Spinney is a puppeteer — a guy who uses his hands to manipulate fuzzy, inanimate objects. Unlike most of Sesame Street‘s other characters, Big Bird is a heck of a lot more human than he is puppet, with Spinney donning the eight-foot yellow suit every time Big Bird comes to life. Spinney’s right arm reaches up into Big Bird’s mouth, opening and closing it as he talks. The crew pays incredible attention to detail, a strong theme throughout the documentary, showing behind-the-scenes footage that most people would never guess came from a puppet production. It really is a lot of work.

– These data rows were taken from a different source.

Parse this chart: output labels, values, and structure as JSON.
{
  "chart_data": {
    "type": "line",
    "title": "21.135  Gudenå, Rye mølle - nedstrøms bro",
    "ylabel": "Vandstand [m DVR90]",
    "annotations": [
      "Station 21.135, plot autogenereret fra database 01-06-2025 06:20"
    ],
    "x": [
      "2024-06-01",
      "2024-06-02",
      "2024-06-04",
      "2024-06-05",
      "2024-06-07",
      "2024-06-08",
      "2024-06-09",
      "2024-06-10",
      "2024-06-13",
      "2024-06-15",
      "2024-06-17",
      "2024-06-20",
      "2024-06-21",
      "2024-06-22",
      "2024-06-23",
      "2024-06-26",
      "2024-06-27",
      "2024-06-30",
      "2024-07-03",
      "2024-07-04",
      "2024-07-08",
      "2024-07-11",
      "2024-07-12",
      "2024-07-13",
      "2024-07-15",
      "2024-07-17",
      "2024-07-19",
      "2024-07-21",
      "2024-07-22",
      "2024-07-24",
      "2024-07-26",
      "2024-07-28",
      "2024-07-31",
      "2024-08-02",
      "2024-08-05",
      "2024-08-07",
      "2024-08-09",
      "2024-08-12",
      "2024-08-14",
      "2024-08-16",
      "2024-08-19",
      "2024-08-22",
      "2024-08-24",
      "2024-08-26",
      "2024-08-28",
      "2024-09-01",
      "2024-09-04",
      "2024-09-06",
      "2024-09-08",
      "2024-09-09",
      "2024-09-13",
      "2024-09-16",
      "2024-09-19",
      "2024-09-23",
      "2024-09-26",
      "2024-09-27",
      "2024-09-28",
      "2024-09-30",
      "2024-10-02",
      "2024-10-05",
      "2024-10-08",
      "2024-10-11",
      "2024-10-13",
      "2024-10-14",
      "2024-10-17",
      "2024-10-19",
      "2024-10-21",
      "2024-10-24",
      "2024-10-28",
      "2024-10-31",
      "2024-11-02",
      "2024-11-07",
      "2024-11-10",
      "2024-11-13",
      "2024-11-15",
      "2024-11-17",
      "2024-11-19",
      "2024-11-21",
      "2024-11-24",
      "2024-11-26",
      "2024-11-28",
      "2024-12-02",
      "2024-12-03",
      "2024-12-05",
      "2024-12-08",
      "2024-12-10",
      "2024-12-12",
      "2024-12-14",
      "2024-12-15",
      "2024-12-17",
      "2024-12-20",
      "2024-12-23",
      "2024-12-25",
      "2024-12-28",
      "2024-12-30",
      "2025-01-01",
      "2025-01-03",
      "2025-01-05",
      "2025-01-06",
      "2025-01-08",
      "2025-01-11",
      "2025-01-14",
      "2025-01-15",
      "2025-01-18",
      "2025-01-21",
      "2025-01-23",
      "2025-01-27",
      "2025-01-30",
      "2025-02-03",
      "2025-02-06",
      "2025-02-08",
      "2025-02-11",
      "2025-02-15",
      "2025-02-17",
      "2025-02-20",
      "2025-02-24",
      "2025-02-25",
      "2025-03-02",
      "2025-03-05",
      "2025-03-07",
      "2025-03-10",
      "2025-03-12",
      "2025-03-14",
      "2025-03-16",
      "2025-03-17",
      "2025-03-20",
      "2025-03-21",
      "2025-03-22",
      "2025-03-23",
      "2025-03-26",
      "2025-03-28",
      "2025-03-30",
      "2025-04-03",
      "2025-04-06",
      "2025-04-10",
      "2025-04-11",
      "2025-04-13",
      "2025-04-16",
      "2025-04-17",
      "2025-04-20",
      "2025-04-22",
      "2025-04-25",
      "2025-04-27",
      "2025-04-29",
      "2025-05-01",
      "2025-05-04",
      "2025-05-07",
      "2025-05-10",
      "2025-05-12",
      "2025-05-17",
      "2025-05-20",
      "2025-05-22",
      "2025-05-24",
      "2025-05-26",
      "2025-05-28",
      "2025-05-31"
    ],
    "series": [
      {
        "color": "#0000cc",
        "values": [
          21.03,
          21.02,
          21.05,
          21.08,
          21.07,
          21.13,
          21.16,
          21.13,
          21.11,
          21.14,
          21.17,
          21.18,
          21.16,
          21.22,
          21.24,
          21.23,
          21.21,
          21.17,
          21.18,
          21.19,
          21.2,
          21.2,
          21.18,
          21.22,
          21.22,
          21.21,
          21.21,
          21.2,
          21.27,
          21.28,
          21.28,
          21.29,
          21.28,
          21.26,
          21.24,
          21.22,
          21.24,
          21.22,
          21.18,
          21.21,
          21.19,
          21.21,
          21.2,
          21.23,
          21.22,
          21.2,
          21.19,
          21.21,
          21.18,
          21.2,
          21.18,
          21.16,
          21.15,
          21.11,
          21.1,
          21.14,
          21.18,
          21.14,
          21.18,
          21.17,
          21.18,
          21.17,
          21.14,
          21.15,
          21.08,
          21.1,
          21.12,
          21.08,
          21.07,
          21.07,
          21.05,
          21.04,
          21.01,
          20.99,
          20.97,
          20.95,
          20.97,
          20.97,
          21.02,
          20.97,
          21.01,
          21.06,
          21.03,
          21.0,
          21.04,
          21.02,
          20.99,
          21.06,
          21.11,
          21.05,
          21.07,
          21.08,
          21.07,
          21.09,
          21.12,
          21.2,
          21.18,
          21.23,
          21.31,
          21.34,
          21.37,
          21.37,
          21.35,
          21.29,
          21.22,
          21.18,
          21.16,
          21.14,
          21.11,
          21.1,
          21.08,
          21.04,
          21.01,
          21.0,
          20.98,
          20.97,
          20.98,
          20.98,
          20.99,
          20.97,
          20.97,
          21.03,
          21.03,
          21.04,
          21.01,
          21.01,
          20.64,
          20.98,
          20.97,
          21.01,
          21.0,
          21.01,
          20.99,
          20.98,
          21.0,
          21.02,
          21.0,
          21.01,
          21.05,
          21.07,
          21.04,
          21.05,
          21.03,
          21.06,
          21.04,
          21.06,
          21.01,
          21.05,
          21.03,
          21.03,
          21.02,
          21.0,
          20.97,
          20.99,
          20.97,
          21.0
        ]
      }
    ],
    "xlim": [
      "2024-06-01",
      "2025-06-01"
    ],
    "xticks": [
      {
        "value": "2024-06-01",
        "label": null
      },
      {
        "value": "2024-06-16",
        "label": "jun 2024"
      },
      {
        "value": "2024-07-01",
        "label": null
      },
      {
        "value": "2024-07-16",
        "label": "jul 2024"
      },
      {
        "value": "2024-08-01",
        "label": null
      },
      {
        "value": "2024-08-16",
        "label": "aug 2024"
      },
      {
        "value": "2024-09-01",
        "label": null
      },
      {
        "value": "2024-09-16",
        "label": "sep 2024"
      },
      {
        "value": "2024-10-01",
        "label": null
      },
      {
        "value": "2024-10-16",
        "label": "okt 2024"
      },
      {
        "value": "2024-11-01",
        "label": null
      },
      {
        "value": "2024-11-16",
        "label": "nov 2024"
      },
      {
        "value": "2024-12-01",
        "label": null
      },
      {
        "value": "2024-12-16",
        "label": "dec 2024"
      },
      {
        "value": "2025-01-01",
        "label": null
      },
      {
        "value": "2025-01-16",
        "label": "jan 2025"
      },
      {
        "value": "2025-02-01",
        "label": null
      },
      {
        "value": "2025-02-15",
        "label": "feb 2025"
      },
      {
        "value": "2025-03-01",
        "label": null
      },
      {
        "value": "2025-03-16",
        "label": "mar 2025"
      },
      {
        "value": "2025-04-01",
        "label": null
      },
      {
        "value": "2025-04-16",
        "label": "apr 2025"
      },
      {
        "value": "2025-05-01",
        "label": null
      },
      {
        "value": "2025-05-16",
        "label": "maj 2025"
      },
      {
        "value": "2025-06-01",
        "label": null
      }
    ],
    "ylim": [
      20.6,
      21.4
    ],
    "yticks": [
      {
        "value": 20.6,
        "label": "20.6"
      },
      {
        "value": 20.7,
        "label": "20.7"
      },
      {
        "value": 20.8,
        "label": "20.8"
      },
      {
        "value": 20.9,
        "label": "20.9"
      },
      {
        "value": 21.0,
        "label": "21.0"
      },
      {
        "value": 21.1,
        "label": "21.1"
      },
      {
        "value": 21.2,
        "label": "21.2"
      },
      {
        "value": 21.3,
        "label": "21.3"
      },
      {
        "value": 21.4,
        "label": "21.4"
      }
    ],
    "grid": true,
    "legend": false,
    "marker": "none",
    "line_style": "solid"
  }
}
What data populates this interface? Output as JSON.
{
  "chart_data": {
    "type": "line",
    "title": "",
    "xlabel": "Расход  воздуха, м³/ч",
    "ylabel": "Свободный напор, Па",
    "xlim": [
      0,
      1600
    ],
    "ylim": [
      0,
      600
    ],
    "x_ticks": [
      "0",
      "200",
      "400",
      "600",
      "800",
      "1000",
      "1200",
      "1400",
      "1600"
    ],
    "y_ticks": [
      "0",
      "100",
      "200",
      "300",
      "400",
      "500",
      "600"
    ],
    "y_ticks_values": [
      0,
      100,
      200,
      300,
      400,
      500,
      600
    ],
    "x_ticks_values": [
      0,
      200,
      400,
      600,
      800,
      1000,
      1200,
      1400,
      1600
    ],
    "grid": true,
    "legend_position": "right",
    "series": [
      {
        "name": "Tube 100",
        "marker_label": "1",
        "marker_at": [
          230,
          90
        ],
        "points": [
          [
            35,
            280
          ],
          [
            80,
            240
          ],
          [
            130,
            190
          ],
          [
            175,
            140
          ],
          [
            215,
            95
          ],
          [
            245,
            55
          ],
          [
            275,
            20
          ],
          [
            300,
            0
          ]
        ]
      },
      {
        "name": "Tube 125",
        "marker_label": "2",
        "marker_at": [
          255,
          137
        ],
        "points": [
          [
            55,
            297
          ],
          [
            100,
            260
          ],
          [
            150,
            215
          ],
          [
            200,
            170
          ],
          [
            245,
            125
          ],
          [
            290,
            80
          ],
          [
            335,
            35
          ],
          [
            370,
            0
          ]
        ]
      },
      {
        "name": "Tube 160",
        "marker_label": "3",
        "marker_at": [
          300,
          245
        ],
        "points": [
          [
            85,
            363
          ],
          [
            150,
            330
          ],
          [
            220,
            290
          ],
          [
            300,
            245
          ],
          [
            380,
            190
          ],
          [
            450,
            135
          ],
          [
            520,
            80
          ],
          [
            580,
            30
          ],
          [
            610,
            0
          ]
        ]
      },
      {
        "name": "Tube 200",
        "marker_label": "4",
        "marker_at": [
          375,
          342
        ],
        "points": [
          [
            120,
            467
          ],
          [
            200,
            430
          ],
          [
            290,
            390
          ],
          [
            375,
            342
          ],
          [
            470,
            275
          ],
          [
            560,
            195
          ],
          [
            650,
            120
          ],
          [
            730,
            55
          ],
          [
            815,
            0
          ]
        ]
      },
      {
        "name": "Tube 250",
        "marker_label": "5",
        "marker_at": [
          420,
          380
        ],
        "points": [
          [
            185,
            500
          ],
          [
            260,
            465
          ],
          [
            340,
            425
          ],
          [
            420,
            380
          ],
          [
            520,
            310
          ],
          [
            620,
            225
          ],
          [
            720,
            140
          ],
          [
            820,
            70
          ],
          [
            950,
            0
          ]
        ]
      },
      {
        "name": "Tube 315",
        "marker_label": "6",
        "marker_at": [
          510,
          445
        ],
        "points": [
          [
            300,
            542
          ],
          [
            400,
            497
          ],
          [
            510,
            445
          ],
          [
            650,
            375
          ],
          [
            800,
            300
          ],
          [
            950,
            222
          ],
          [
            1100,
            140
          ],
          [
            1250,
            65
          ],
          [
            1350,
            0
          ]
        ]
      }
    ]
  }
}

That’s the thing about I am Big Bird: You don’t think that you care about how a kid’s puppet show is filmed, or what societal implications various characters may have, or what the future of TV will be like. And then, suddenly, you do. You’re in your head saying, “Don’t talk to Big Bird like that!” Big Bird was the Mickey Mouse of his generation. The Dora the Explorer of today. He was maybe even more than that.
Spinney is now 78-years-old, although you wouldn’t know it from looking at him. Still spry and donning the big yellow suit, his eyes glisten when talking about Big Bird. Big Bird and Spinney are not two separate beings — together they’re just one big kid.
Spinney’s jubilant spirit is almost grating; you kind of want him to grow out of his childlike state of wonder — but perhaps that’s just envy. It’s clear in the interviews with his kids that he was a fun dad, but maybe not the most paternal of figures. Spinney has three grown children from his first marriage. In their interviews they smile sweetly and almost sadly at memories of their dad. He got to travel the world with his second wife (Debra, whom he calls his soulmate) entertaining everybody else’s kids. You get the sense they didn’t get the same kind of attention at home.
Debra and Caroll’s love is only slightly less annoying than Big Bird’s forever optimism. It’s sweet, of course, with old videos of the two recounting just how strong their love has stayed for over 30 years. And it’s clear that Debra is a grounding force for Caroll, keeping him in this world before he falls too deeply into character. The two are inseparable, rendering Big Bird even more human (look, Big Bird has a girlfriend).
I am Big Bird is a sweet film that would run too long if it weren’t for the fascinating tidbits about Big Bird’s fame, especially his most recent foray into pop culture. During one of Mitt Romney’s 2012 campaign speeches, he speaks disparagingly of government funding for public broadcasting while buffering the blow with, “I like PBS. I love Big Bird.” Sparking an international debate of sorts, Big Bird reemerged as a cultural icon, appearing on SNL’s Weekend Update to speak about Romney’s comment. In the segment Big Bird walks onto the screen and the audience cheers. When he begins to speak — in that unmistakable Big Bird voice — they go absolutely wild. They can tell it’s the real man behind the mask and the reaction is telling: Big Bird is timeless.